The phone is a fairly decent spec for the price as I managed to pick one up on gumtree for £50 second hand after the first one i got from eBay had a faulty charging port. Bonus of this is the fully refunded me and I’ve kept the device, only looking around £20 to get this fixed to may use this as a standby device should anything untoward happen with the first.

  • Weight: 136g
  • Size 147 x 72.6 x 7.9mm
  • OS: Android 8.1
  • Screen size: 5.2-inch
  • Resolution: 1080 x 1920
  • CPU: Snapdragon 808
  • RAM: 2GB
  • Storage: 32GB
  • Battery: 2,700mAh

My plan is to get this setup ready for Dexcom(CGM) and Pump….just got many questions including the following:

  • Can AAPS be installed and configured without a Pump/CGM?
  • Can Nightscout be installed without a pump/CGM?
  • Does Nightscout work with just a CGM to log data?
  • What happens with AAPS when the phone goes out of range of the pump or CGM?
  • If doing a suspended/temp basal does it just revert this to normal levels if CGM data is lost or the pump looses connection with the phone?
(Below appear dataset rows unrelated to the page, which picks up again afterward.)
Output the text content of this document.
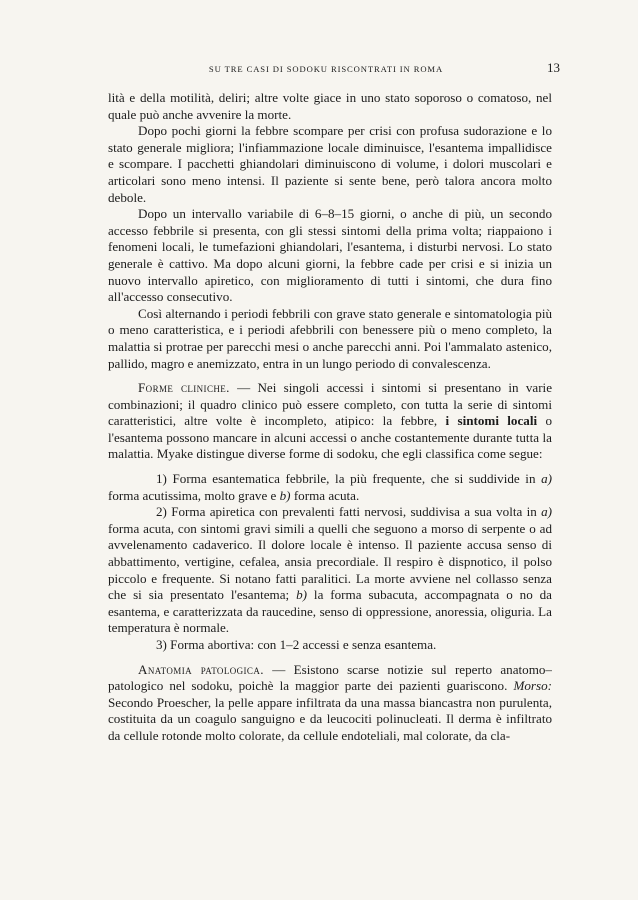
SU TRE CASI DI SODOKU RISCONTRATI IN ROMA	13

lità e della motilità, deliri; altre volte giace in uno stato soporoso o comatoso, nel quale può anche avvenire la morte.

Dopo pochi giorni la febbre scompare per crisi con profusa sudorazione e lo stato generale migliora; l'infiammazione locale diminuisce, l'esantema impallidisce e scompare. I pacchetti ghiandolari diminuiscono di volume, i dolori muscolari e articolari sono meno intensi. Il paziente si sente bene, però talora ancora molto debole.

Dopo un intervallo variabile di 6–8–15 giorni, o anche di più, un secondo accesso febbrile si presenta, con gli stessi sintomi della prima volta; riappaiono i fenomeni locali, le tumefazioni ghiandolari, l'esantema, i disturbi nervosi. Lo stato generale è cattivo. Ma dopo alcuni giorni, la febbre cade per crisi e si inizia un nuovo intervallo apiretico, con miglioramento di tutti i sintomi, che dura fino all'accesso consecutivo.

Così alternando i periodi febbrili con grave stato generale e sintomatologia più o meno caratteristica, e i periodi afebbrili con benessere più o meno completo, la malattia si protrae per parecchi mesi o anche parecchi anni. Poi l'ammalato astenico, pallido, magro e anemizzato, entra in un lungo periodo di convalescenza.

Forme cliniche. — Nei singoli accessi i sintomi si presentano in varie combinazioni; il quadro clinico può essere completo, con tutta la serie di sintomi caratteristici, altre volte è incompleto, atipico: la febbre, i sintomi locali o l'esantema possono mancare in alcuni accessi o anche costantemente durante tutta la malattia. Myake distingue diverse forme di sodoku, che egli classifica come segue:

1) Forma esantematica febbrile, la più frequente, che si suddivide in a) forma acutissima, molto grave e b) forma acuta.

2) Forma apiretica con prevalenti fatti nervosi, suddivisa a sua volta in a) forma acuta, con sintomi gravi simili a quelli che seguono a morso di serpente o ad avvelenamento cadaverico. Il dolore locale è intenso. Il paziente accusa senso di abbattimento, vertigine, cefalea, ansia precordiale. Il respiro è dispnotico, il polso piccolo e frequente. Si notano fatti paralitici. La morte avviene nel collasso senza che si sia presentato l'esantema; b) la forma subacuta, accompagnata o no da esantema, e caratterizzata da raucedine, senso di oppressione, anoressia, oliguria. La temperatura è normale.

3) Forma abortiva: con 1–2 accessi e senza esantema.

Anatomia patologica. — Esistono scarse notizie sul reperto anatomo–patologico nel sodoku, poichè la maggior parte dei pazienti guariscono. Morso: Secondo Proescher, la pelle appare infiltrata da una massa biancastra non purulenta, costituita da un coagulo sanguigno e da leucociti polinucleati. Il derma è infiltrato da cellule rotonde molto colorate, da cellule endoteliali, mal colorate, da cla-
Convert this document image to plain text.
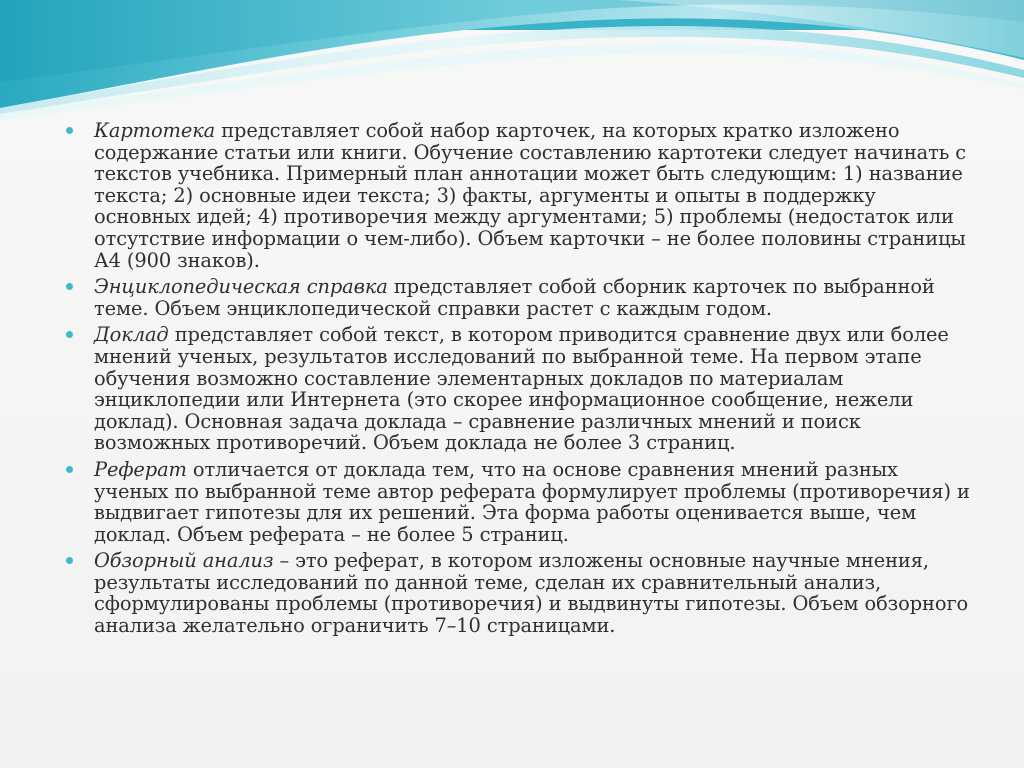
Картотека представляет собой набор карточек, на которых кратко изложено содержание статьи или книги. Обучение составлению картотеки следует начинать с текстов учебника. Примерный план аннотации может быть следующим: 1) название текста; 2) основные идеи текста; 3) факты, аргументы и опыты в поддержку основных идей; 4) противоречия между аргументами; 5) проблемы (недостаток или отсутствие информации о чем-либо). Объем карточки – не более половины страницы А4 (900 знаков).
Энциклопедическая справка представляет собой сборник карточек по выбранной теме. Объем энциклопедической справки растет с каждым годом.
Доклад представляет собой текст, в котором приводится сравнение двух или более мнений ученых, результатов исследований по выбранной теме. На первом этапе обучения возможно составление элементарных докладов по материалам энциклопедии или Интернета (это скорее информационное сообщение, нежели доклад). Основная задача доклада – сравнение различных мнений и поиск возможных противоречий. Объем доклада не более 3 страниц.
Реферат отличается от доклада тем, что на основе сравнения мнений разных ученых по выбранной теме автор реферата формулирует проблемы (противоречия) и выдвигает гипотезы для их решений. Эта форма работы оценивается выше, чем доклад. Объем реферата – не более 5 страниц.
Обзорный анализ – это реферат, в котором изложены основные научные мнения, результаты исследований по данной теме, сделан их сравнительный анализ, сформулированы проблемы (противоречия) и выдвинуты гипотезы. Объем обзорного анализа желательно ограничить 7–10 страницами.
I do have a million more questions that i’m sure ill get the answers too either by my own findings or the friendly people on various social media platforms, I’m keeping a track of these under a Q&A section of the blog which can be found here…

1000+ Injections Later

So 5 months into our forever lasting journey and would guesstimate William so far has had over 1000+ injections not including the finger prick tests.

Williams T1D 5 Month Footprint
140 Days
80 Hour Sleep Lost
840 Finger pricks
980 Injections
Williams T1D footprint

As each day goes on it does get a little easier and a more integral part of our lives. Don’t get me wrong there have been some very tough times over the past few months including the following:

  • His first sick day where everything he ate came straight back up, was a tough 48 hours.
  • The numerous times where he is being a total jerk and put it down to him just being a toddler for it to turn out he is having a hypo/hyper
  • Days where his blood sugars are fine but hes still being a total jerk and refusing to eat after his insulin injections.
  • The total unpredictableness of T1D in general; same day, same routine totally different blood sugars.
  • The tears and fear when doing some injections along with the discomfort i have to inflict on him for his own good

The hardest bit for me is the unpredictableness of it all, I’m a massive geek/nerd and understand the numbers game totally in terms of carb counting/ratios and when/how to adjust his insulin. Just when you think you’ve got it cracked it just goes tits up and his blood sugars are like the new roller-coaster at Alton Towers (at least those ups and downs are predictable)

I’ve still not fully come to terms with it even over the past 5 months, just being strong for my Son and Wife help me get through each day.

I’m so grateful for my loving Wife being here with me every step of the way, supporting, caring and nurturing. Part of this is letting me have my own space & time just to unwind and get away from things. Some people smoke, drink or have a huge social life but me i use the Gym as that place to switch off and unwind mentally.

From the begining

So the blog…..its new and its only 5 months late.

5 months ago our lives were turned upside down. A visit to A&E for a poorly knee resulted in my little boy William being hospitalised and diagnosed with Type 1 Diabetes. At just two years old, and no family history, this was an enormous shock to me and the whole family.

As any parent with T1D (Type 1 Diabetic) knows there is no time to adjust, let things sink in, talk things through, wait for a letter in the post. Its admission into hospital at that moment in time with insulin therapy starting at the same time too.

Two months on, we’re all starting to get our heads around managing Will’s diabetes. At the time of diagnosis having to inject him at least four times a day and regularly monitoring his blood sugars seemed like a daunting, difficult task. However, he has taken it in his stride and makes looking after him easy. I can’t even begin to describe how well he has adapted to life as a diabetic.